See the starter code from Udacity Project Starter Code

Basic Build Instructions

  1. Clone this repo.
  2. Make a build directory: mkdir build && cd build
  3. Compile: cmake .. && make On windows, you may need to run: cmake .. -G "Unix Makefiles" && make
  4. Run it: ./ExtendedKF

Contents of Repository

  • src dir
    1. main.cpp - communicates with the Term 2 Simulator receiving data measurements, calls a function to run the Kalman filter, calls a function to calculate RMSE
    2. FusionEKF.cpp - initializes the filter, calls the predict function, calls the update function
    3. kalman_filter.cpp- defines the predict function, the update function for lidar and the update function for radar
    4. tools.cpp- function to calculate RMSE and the Jacobian matrix
  • data - a directory with one input file, provided by Udacity
  • results - a directory with output and log files
  • Docs - a directory with files formats description

Results

Using two sets of simulated runs, Extended Kalman Filter produces the below results. The x-position is shown as 'px', y-position as 'py', velocity in the x-direction is 'vx', while velocity in the y-direction is 'vy'.
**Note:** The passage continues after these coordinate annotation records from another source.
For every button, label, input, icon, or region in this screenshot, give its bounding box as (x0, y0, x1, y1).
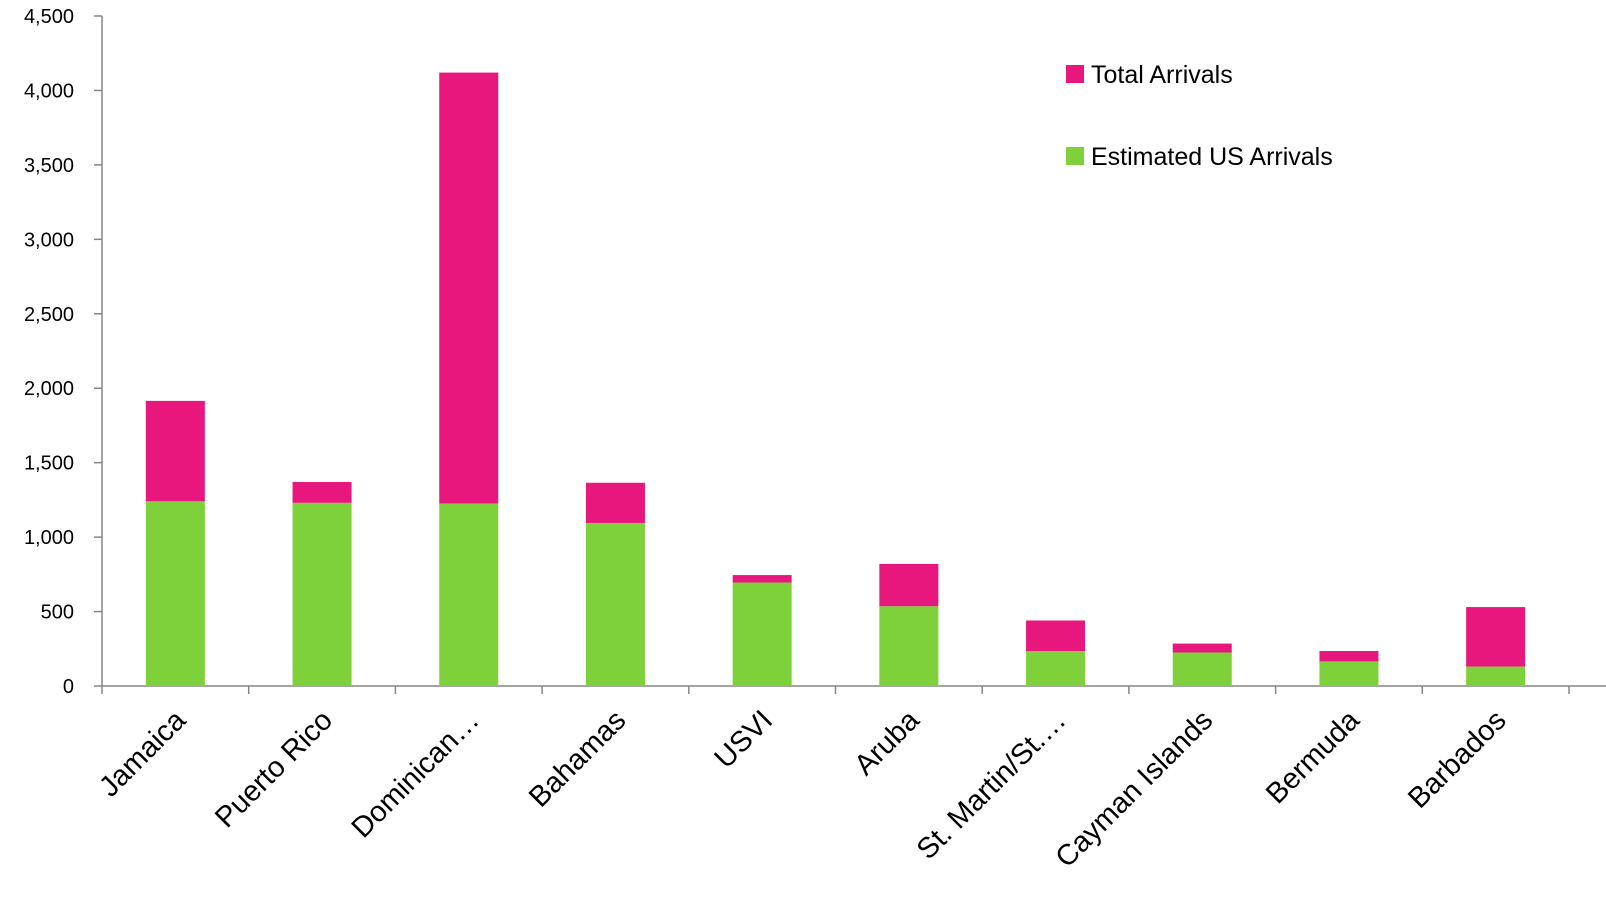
y-tick-label: 2,500 (24, 304, 74, 326)
legend-label: Total Arrivals (1091, 61, 1233, 89)
bar-group-aruba (879, 563, 939, 686)
x-tick-label: Jamaica (93, 704, 193, 804)
legend-label: Estimated US Arrivals (1091, 143, 1333, 171)
legend-swatch (1066, 65, 1084, 83)
x-tick-label: Bahamas (523, 704, 632, 813)
bar-group-jamaica (145, 400, 205, 686)
bar-group-dominican (439, 72, 499, 686)
bar-estimated-us-arrivals (1026, 651, 1086, 686)
bar-estimated-us-arrivals (585, 522, 645, 686)
y-tick-label: 1,500 (24, 453, 74, 475)
bar-total-arrivals (1172, 643, 1232, 653)
y-tick-label: 0 (63, 676, 74, 698)
legend: Total Arrivals Estimated US Arrivals (1066, 61, 1333, 171)
legend-item: Estimated US Arrivals (1066, 143, 1333, 171)
bar-estimated-us-arrivals (145, 501, 205, 686)
axes: 0 500 1,000 1,500 2,000 2,500 3,000 3,500 4,000 4… (24, 6, 1606, 698)
bar-estimated-us-arrivals (732, 582, 792, 686)
bar-total-arrivals (1466, 607, 1526, 667)
bar-estimated-us-arrivals (1466, 666, 1526, 686)
bar-group-bermuda (1319, 651, 1379, 686)
bar-estimated-us-arrivals (1172, 652, 1232, 686)
y-tick-label: 3,500 (24, 155, 74, 177)
bar-total-arrivals (145, 400, 205, 502)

The graphs are created below using ekf-visualization.ipynb provided by Mercedes Sensor Fusion Utilities This is done by logging the data in an output.txt file when running the prject with simulator. Format of the logged data is prsenet in following sequence: ['px_est','py_est','vx_est','vy_est','px_meas','py_meas','px_gt','py_gt','vx_gt','vy_gt']. This is then observed using ekf-visualization.ipynb.

Threshold RMSE <= [.11, .11, 0.52, 0.52].

1. Laser-Radar Combined

Set following compiler switches to:

ONLY_LASER 0


ONLY_RADAR 0

1. Dataset 1

Laser-Radar-Output-Dataset1

Accuracy - RMSE [0.0974, 0.0855, 0.4517, 0.4404] Accuracy - RMSE

ekf_output1.txt

2. Dataset 2

Laser-Radar-Output-Dataset2

Accuracy - RMSE [0.0726, 0.0967, 0.4469, 0.4944]

Accuracy - RMSE

ekf_output2.txt

2. Laser Only

Set following compiler switches to:

ONLY_LASER 1


ONLY_RADAR 0

Laser-Output-Dataset1

Accuracy - RMSE [0.1222, 0.0984, 0.5825, 0.4567]

ekf_laser_output1.txt

2. Dataset 2

Laser-Output-Dataset2

Accuracy - RMSE [0.0961458, 0.100295, 0.541759, 0.464002]

ekf_laser_output2.txt

3. Radar Only

Set following compiler switches to:

ONLY_LASER 0


ONLY_RADAR 1

1. Dataset 1

Radar-Output-Dataset1

Accuracy - RMSE [10.9958, 7.7916, 10.109, 7.8036]

ekf_radar_output1.txt

2. Dataset 2

Radar-Output-Dataset2

Accuracy - RMSE [0.224622, 0.295356 0.566935, 0.724152]

ekf_radar_output2.txt

Observation

From the above results (RMSE values), Laser data seems to provide more accurate readings than the radar. Combining both of them strengthens the EKF algorithm to predict the position more precisely.